Nos últimos 15 meses, foram feitas 394.370 postagens no Facebook sobre alegadas fraudes eleitorais, e esse conteúdo gerou mais de 111 milhões de interações -o que equivalente a cerca de 247 mil curtidas, comentários ou compartilhamentos por dia sobre o tema.
As informações estão em estudo da Diretoria de Análise de Políticas Públicas da Fundação Getúlio Vargas (DAPP-FGV) sobre desinformação eleitoral no Brasil, que analisou dados no período entre novembro de 2020 e janeiro de 2022.
“O dado surpreendente é que essa campanha de desinformação contra o processo eleitoral não arrefeceu, continua muito intensa e é comandada por um mesmo grupo de pessoas e grupos”, diz Marco Ruediger, coordenador da pesquisa e chefe da DAPP-FGV.
“A mobilização vem de palavras de ordem de pessoas públicas, que incitam grupos. É desinformação muitas vezes custeada com dinheiro público, impulsionada com fundo partidário.”
Um total de 12 contas concentra o maior volume de interações nas postagens no Facebook sobre fraude nas urnas e voto impresso: a campeã foi a deputada federal Carla Zambelli (PSL), com 1.576 publicações e quase 8 milhões de interações.

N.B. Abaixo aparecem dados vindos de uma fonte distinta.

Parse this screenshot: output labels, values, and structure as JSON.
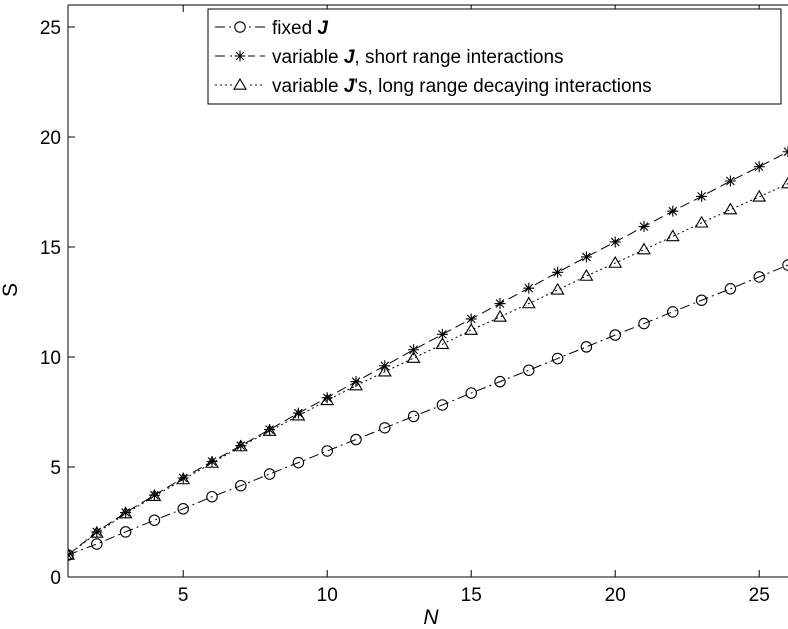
{
  "chart_data": {
    "type": "line",
    "title": "",
    "xlabel": "N",
    "ylabel": "S",
    "xlim": [
      1,
      26
    ],
    "ylim": [
      0,
      26
    ],
    "xticks": [
      5,
      10,
      15,
      20,
      25
    ],
    "yticks": [
      0,
      5,
      10,
      15,
      20,
      25
    ],
    "grid": false,
    "legend_position": "top-right",
    "x": [
      1,
      2,
      3,
      4,
      5,
      6,
      7,
      8,
      9,
      10,
      11,
      12,
      13,
      14,
      15,
      16,
      17,
      18,
      19,
      20,
      21,
      22,
      23,
      24,
      25,
      26
    ],
    "series": [
      {
        "legend_parts": [
          "fixed ",
          "J",
          ""
        ],
        "marker": "circle",
        "line_style": "dash-dot",
        "values": [
          1.0,
          1.5,
          2.05,
          2.58,
          3.1,
          3.65,
          4.15,
          4.68,
          5.2,
          5.73,
          6.25,
          6.78,
          7.3,
          7.82,
          8.36,
          8.88,
          9.4,
          9.93,
          10.46,
          11.0,
          11.52,
          12.05,
          12.58,
          13.1,
          13.64,
          14.18
        ]
      },
      {
        "legend_parts": [
          "variable  ",
          "J",
          ", short range interactions"
        ],
        "marker": "star",
        "line_style": "dashed",
        "values": [
          1.0,
          2.05,
          2.93,
          3.72,
          4.5,
          5.25,
          5.97,
          6.7,
          7.45,
          8.15,
          8.88,
          9.6,
          10.33,
          11.03,
          11.73,
          12.43,
          13.13,
          13.85,
          14.55,
          15.23,
          15.93,
          16.63,
          17.3,
          18.0,
          18.65,
          19.33
        ]
      },
      {
        "legend_parts": [
          "variable  ",
          "J",
          "'s, long range decaying interactions"
        ],
        "marker": "triangle",
        "line_style": "dotted",
        "values": [
          1.0,
          2.0,
          2.88,
          3.67,
          4.43,
          5.18,
          5.93,
          6.63,
          7.33,
          8.03,
          8.7,
          9.33,
          9.95,
          10.58,
          11.22,
          11.82,
          12.43,
          13.05,
          13.68,
          14.27,
          14.88,
          15.48,
          16.1,
          16.7,
          17.28,
          17.88
        ]
      }
    ]
  }
}
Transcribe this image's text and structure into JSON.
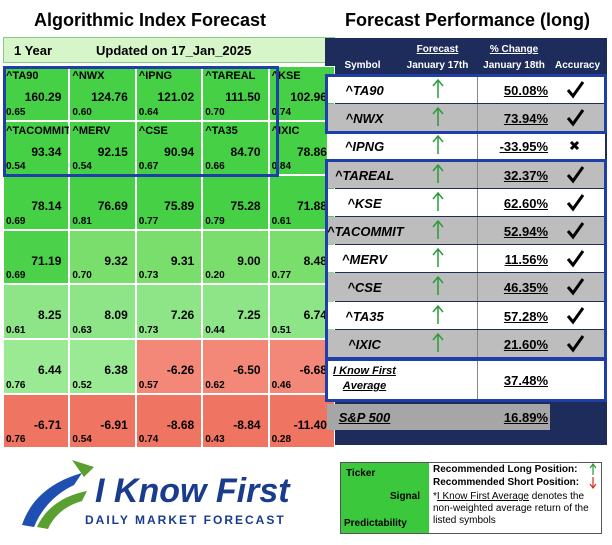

Na sequência aparecem: deputada Bia Kicis (PSL-DF), deputado Filipe Barros (PSL-PR), presidente Jair Bolsonaro, Jornal da Cidade online, deputado Eduardo Bolsonaro (PSL-SP), UOL (notícias sobre o tema), deputado Carlos Jordy (PSL-RJ), grupo Bolsonaro 2022, Jovem Pan News, deputada Caroline de Toni (PSL-SC) e grupo Aliança pelo Brasil -presidente Jair Bolsonaro.
Entre as contas que mais postaram sobre fraude nas urnas estão vários grupos bolsonaristas, como o Movimento Brasil, com 11.856 posts, Bolsonaro 2022, Grupo Olavo de Carvalho, Força Brasil, Aliança pelo Brasil 38, Bolsonaro 2022, Grupo Soldado de Aço de apoio a Bolsonaro, Somos 70 porcento, Bárbara Te Atualizei, Aliança pelo Brasil, Carla Zambelli, Bolsonaro até 2026.
Nos Estados Unidos, na campanha eleitoral de 2020, o Facebook passou a acrescentar um rótulo informativo a “conteúdo que tenta deslegitimar o resultado da eleição ou discutir a legitimidade dos métodos de votação, por exemplo, ao dizer que métodos legais de votação levarão a fraude”.
Também proibiu a compra de anúncios com esse teor.
No Brasil, no entanto, a plataforma não tem nenhuma política específica em relação a conteúdos que questionam a integridade eleitoral.
A empresa anunciou que usuários passariam a ver, a partir de 10 de dezembro, um rótulo em postagens do Facebook e Instagram sobre eleições e seriam direcionados para uma página da Justiça Eleitoral.
Mas, segundo mapeamento da FGV, inúmeros conteúdos que disseminam informação falsa sobre as eleições continuam circulando sem nenhum link.
Por exemplo, posts de 10 de janeiro com as seguintes afirmações:
“Nós exigimos o voto impresso e que as forças armadas acompanhem todo o processo de eleição!!! Se o ladrão ganhar é a prova de (sic) as urnas foram fraudadas #LULANACADEIA #BolsonaroReeleitoEm2022” e “Com o Exército fiscalizando a apuração das urnas vai ser mais difícil a organização criminosa consumar a fraude”.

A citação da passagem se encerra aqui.